The liberal leader, who took office on May 10 in a snap election, stressed that Seoul will work “very closely” with its longstanding U.S. ally to resolve the growing threat from North Korea.
“Still, we cannot rely only on our ally for our security,” he said in a televised speech to mark the anniversary of the country’s independence from Japanese colonial rule in 1945.
“When it comes to matters related to the Korean Peninsula, our country has to take the initiative in resolving them,” he said. “Without the consent of the Republic of Korea, no country can determine to take military action.”
“The government will do all it can to prevent a war from breaking out,” he said. “No matter what twists and turns we undergo, the North Korean nuclear problem must be addressed in a peaceful manner.”
Moon insisted that position did not represent a break with the United States, which backed South Korea in the 1950-53 war against the communist-supported North.
The fighting ended with an armistice but not a peace treaty, leaving the rivals separated by the world’s most fortified border.
The U.S. maintains about 28,500 servicemembers in the South and offers its ally as well as nearby Japan protection under its so-called nuclear umbrella.
But fissures have emerged as President Donald Trump hardened his rhetoric and North Korea demonstrated rapid progress in its nuclear weapons program.
Fears that the U.S. may try to launch a pre-emptive attack or that threats may lead to accidental conflict have prompted calls for the South to step up development of its defenses.

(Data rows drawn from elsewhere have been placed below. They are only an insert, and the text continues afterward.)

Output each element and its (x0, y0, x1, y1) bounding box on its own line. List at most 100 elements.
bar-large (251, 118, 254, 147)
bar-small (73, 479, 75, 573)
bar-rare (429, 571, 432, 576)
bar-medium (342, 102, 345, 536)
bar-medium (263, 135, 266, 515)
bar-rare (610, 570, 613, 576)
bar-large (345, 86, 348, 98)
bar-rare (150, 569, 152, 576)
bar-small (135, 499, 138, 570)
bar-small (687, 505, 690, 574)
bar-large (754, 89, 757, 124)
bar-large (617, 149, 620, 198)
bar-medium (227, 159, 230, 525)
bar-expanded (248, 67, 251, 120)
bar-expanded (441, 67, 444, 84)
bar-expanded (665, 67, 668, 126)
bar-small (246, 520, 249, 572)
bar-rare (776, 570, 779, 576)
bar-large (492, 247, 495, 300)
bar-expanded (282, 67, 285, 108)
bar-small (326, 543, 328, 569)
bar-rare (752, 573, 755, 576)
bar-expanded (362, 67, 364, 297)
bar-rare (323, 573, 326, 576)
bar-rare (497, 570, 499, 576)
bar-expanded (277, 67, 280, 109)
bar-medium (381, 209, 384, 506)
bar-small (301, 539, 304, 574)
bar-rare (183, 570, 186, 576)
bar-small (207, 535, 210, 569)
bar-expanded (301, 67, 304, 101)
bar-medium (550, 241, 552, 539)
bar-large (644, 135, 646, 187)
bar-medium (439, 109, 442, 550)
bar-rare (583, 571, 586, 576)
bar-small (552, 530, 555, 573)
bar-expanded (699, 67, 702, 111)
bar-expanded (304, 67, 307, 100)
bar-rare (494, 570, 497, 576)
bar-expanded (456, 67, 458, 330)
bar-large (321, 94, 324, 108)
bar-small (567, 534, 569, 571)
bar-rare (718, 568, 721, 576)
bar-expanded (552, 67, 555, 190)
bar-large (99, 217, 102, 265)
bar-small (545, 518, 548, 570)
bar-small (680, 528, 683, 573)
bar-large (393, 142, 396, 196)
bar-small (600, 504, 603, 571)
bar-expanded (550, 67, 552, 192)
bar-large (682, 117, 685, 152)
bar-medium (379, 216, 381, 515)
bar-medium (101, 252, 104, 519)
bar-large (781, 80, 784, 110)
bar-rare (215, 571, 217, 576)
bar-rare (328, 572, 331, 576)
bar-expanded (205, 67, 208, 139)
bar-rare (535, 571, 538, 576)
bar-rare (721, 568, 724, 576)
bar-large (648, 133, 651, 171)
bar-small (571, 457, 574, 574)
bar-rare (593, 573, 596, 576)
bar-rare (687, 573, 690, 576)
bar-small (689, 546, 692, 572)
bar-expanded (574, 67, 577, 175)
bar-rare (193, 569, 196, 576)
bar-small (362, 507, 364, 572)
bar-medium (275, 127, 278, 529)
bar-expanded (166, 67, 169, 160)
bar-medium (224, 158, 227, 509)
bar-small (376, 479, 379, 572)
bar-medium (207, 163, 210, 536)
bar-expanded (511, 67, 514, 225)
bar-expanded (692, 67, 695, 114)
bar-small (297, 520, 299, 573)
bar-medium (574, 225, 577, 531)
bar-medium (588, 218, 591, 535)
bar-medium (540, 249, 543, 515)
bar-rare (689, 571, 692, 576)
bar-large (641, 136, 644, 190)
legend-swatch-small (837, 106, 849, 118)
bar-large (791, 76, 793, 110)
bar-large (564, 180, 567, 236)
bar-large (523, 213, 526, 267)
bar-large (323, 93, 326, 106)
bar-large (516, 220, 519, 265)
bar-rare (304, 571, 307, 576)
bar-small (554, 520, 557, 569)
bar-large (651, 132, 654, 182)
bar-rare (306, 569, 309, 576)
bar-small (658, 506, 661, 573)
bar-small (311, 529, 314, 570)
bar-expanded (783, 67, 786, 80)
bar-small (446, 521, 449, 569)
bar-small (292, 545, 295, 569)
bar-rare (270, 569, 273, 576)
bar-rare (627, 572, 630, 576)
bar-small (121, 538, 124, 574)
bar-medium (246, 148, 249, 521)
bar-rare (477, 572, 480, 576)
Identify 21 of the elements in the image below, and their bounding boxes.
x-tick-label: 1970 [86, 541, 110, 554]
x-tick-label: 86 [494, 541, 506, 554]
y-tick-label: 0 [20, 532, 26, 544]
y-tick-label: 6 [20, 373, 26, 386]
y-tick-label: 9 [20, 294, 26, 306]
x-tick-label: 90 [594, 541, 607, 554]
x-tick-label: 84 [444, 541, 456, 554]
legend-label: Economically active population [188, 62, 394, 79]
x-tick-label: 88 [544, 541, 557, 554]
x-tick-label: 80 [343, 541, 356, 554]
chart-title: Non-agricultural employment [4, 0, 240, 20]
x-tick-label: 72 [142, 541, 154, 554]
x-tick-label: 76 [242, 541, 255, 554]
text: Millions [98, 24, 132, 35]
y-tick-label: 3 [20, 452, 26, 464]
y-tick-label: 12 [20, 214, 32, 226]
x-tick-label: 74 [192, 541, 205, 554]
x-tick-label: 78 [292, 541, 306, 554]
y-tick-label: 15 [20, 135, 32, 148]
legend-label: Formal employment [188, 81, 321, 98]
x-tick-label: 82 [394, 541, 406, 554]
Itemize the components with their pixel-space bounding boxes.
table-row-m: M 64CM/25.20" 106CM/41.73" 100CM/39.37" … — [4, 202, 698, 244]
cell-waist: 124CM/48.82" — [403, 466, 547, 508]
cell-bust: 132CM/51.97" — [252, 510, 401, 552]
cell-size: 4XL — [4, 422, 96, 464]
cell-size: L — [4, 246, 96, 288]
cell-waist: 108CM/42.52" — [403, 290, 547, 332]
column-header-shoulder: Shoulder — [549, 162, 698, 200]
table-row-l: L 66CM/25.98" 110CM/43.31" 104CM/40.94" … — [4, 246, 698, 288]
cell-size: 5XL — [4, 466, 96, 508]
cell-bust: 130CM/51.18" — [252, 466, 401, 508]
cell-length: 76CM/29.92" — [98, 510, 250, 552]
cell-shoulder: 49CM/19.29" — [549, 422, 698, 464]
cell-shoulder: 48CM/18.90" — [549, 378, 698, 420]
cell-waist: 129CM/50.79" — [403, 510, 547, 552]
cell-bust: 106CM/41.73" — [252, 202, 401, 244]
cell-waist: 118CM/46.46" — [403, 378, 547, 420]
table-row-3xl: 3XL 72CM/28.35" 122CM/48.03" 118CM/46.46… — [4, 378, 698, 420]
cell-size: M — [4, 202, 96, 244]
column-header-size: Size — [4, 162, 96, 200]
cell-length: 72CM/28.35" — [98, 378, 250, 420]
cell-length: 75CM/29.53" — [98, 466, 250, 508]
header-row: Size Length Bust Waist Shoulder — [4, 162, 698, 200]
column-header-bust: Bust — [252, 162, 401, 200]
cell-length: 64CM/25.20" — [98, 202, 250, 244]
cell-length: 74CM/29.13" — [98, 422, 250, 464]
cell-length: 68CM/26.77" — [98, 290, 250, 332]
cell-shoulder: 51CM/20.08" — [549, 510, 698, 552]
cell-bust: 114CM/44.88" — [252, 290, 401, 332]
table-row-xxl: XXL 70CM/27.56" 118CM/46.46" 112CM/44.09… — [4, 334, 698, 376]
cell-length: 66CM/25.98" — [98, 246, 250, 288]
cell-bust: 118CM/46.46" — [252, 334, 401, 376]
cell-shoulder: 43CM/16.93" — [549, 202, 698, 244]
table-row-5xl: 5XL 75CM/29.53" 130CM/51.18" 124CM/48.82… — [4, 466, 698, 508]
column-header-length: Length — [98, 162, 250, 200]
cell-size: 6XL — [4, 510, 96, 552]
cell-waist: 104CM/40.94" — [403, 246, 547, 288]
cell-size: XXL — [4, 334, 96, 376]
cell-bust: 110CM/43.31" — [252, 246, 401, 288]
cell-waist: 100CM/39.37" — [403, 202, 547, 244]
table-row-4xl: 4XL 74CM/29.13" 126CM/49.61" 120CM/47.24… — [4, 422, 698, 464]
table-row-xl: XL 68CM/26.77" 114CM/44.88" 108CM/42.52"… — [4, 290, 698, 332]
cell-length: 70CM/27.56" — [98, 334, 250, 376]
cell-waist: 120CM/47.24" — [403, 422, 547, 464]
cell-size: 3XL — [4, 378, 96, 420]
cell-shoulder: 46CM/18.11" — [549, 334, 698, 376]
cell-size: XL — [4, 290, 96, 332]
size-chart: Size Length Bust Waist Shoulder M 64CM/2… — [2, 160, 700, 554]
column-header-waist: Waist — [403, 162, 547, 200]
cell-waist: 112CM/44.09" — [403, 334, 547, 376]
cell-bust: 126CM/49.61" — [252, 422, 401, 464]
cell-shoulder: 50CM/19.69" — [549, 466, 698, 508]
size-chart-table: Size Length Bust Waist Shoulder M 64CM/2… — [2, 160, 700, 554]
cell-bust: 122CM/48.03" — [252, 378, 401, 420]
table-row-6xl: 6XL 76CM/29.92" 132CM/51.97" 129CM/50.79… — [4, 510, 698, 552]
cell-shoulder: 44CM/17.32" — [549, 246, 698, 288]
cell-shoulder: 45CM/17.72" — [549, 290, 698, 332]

Moon, a 64-year-old former human rights lawyer, has ordered a vast array of military reforms.
He also asked Trump in a phone call earlier this month to support changing agreed-upon guidelines to allow the South to develop more powerful ballistic missiles.
Seoul may develop missiles with a range of up to 500 miles and a payload of up to 1,100 pounds, according to a bilateral agreement.
Moon wants to expand the payload to about a ton, which would help efforts to destroy North Korean bunkers, the Yonhap News Agency has reported.
He also has called for speeding up the long-delayed transfer of wartime operational control from the U.S. to the South Koreans.
South Korea has about 625,000 regular troops who are vastly outnumbered by the 1.3 million-strong North Korean army.
But while the numerical gap is wide, the South and the United States are believed to enjoy superior military technology, training and logistics.
U.S. and South Korean military leaders stress the importance of interoperability between the two allies, underscored by the frequently cited slogans “ready to fight tonight” and “katchi kapsida,” Korean for “we go together.”
Gen. Vincent Brooks, commander of U.S. Forces Korea, recently praised the South Koreans and said the two militaries were closer than ever. He pointed to the fact that many units are combined, with South Korean and U.S. troops working together.
“This is a very capable ally,” he said Monday during a joint press conference in Seoul with visiting Gen. Joseph Dunford, chairman of the Joint Chiefs of Staff.
“We have systems we have to work through like we would with any ally. This is someone who’s carrying their own defenses,” said Brooks, who also leads Combined Forces Command and United Nations Command.